The one thing that the clerk has and that Voldyrev doesn’t have is information and it is through the clerk’s knowledge that he is able to get his three roubles. It would have been just as easy for the clerk to tell Voldyrev what he needed to know as it would be to hold out for the three roubles. If anything with corruption comes greed and the reader is left wondering as to how many people on a daily basis have to bribe the clerk. The fact that he is not reported to his superiors by Voldyrev also suggests that Voldyrev accepts that bribery is part and course of any engagement with government officials regardless of their rank. Something that is clearer to the reader when Voldyrev hands another rouble to the clerk when he is leaving the building.

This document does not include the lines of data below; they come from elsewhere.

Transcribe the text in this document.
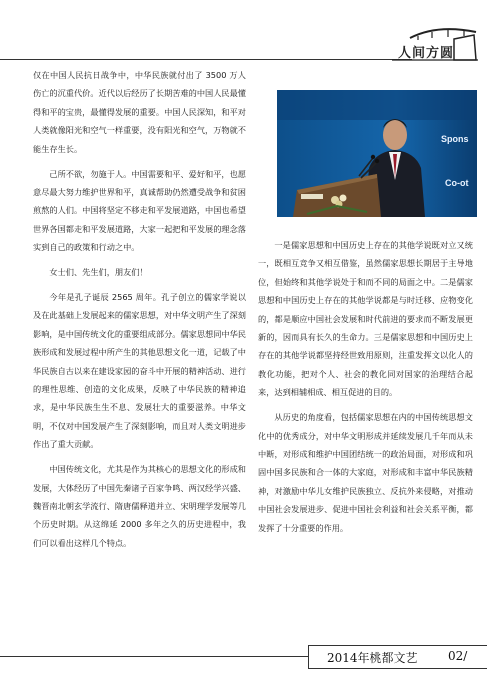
人间方圆

仅在中国人民抗日战争中，中华民族就付出了 3500 万人伤亡的沉重代价。近代以后经历了长期苦难的中国人民最懂得和平的宝贵，最懂得发展的重要。中国人民深知，和平对人类就像阳光和空气一样重要，没有阳光和空气，万物就不能生存生长。

己所不欲，勿施于人。中国需要和平、爱好和平，也愿意尽最大努力维护世界和平，真诚帮助仍然遭受战争和贫困煎熬的人们。中国将坚定不移走和平发展道路，中国也希望世界各国都走和平发展道路，大家一起把和平发展的理念落实到自己的政策和行动之中。

女士们、先生们，朋友们！

今年是孔子诞辰 2565 周年。孔子创立的儒家学说以及在此基础上发展起来的儒家思想，对中华文明产生了深刻影响，是中国传统文化的重要组成部分。儒家思想同中华民族形成和发展过程中所产生的其他思想文化一道，记载了中华民族自古以来在建设家园的奋斗中开展的精神活动、进行的理性思维、创造的文化成果，反映了中华民族的精神追求，是中华民族生生不息、发展壮大的重要滋养。中华文明，不仅对中国发展产生了深刻影响，而且对人类文明进步作出了重大贡献。

中国传统文化，尤其是作为其核心的思想文化的形成和发展，大体经历了中国先秦诸子百家争鸣、两汉经学兴盛、魏晋南北朝玄学流行、隋唐儒释道并立、宋明理学发展等几个历史时期。从这绵延 2000 多年之久的历史进程中，我们可以看出这样几个特点。

Spons
Co-ot

一是儒家思想和中国历史上存在的其他学说既对立又统一，既相互竞争又相互借鉴，虽然儒家思想长期居于主导地位，但始终和其他学说处于和而不同的局面之中。二是儒家思想和中国历史上存在的其他学说都是与时迁移、应物变化的，都是顺应中国社会发展和时代前进的要求而不断发展更新的，因而具有长久的生命力。三是儒家思想和中国历史上存在的其他学说都坚持经世致用原则，注重发挥文以化人的教化功能，把对个人、社会的教化同对国家的治理结合起来，达到相辅相成、相互促进的目的。

从历史的角度看，包括儒家思想在内的中国传统思想文化中的优秀成分，对中华文明形成并延续发展几千年而从未中断，对形成和维护中国团结统一的政治局面，对形成和巩固中国多民族和合一体的大家庭，对形成和丰富中华民族精神，对激励中华儿女维护民族独立、反抗外来侵略，对推动中国社会发展进步、促进中国社会利益和社会关系平衡，都发挥了十分重要的作用。

2014年桃都文艺	02/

Though he is a little uncertain as to why he has to do it having already paid the clerk the required three roubles.
The end of the story is also interesting as the reader begins to realise that the wheels of government are oiled by corruption. A group of men who hold authority withhold their services to members of the general public despite receiving a wage from the tax payer to perform their duties. There also doesn’t appear to be anyone in authority to hold government officials to account. They seem to be a law unto themselves. Which suggests that corruption in Russia at the time was widespread from top to bottom. All those employed by the state to serve the general public may have only performed their duties when monies not due to them were forthcoming. Which may be the point that Chekhov was attempting to make. He may be suggesting not only is the system of government in Russia corrupt but that there needs to be a total overhaul of how things are run. An overhaul that is far reaching and widespread. One that places the general public first rather than those who are in authority. As mentioned it is unlikely that Voldyrev is the only member of the general public who has had to pay a bribe. If anything each individual who engaged with a government official would have had to pay a bribe. Despite there being no real need to do so if there was any honesty within the system. At the end of the day it is the general public who suffer when it comes to the corruption of government officials.